About Joshua Stephens
You’d be forgiven if you bought Joshua Stephens’s memoir, The Dog Walker: An Anarchist’s Encounters With the Good, the Bad, and the Canine, because it has a dog on the cover, expecting it to be about your favorite animal. It isn’t, though. A dog, these days, is almost never just a dog.
Stephens, who founded a local dog-walking company in 2006, grants passing glances into the extravagant quirks of Washingtonians’ relationships with pets—the pair of lawyers, for instance, who bar mitzvahed their pugs. But Stephens is, more than a lover of dogs, a hater of capitalism. The animals in The Dog Walker are only a catalyst for a more complicated discussion about race, class, and gentrification.

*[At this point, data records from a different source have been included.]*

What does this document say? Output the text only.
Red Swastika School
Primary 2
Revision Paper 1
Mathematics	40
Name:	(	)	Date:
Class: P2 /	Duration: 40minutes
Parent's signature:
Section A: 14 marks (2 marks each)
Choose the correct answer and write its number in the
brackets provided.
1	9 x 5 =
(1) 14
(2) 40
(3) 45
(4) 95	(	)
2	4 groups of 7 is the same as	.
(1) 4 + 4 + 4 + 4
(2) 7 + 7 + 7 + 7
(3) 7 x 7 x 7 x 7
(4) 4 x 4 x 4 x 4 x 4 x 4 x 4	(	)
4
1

This is a role DC canines have come to occupy regularly of late. Go to an Advisory Neighborhood Commission meeting in a gentrifying area—someplace that might once have lacked a suitable playground for the kids to run around on—where a proposed dog park is on the agenda. You’ll quickly realize that the discussion has little to do with animals. If you still doubt the powerful politics of pet care, ask one-term DC mayor Adrian Fenty, whose dog-park ribbon-cutting ceremonies were used by detractors to portray him as out of touch with working-class African-American voters.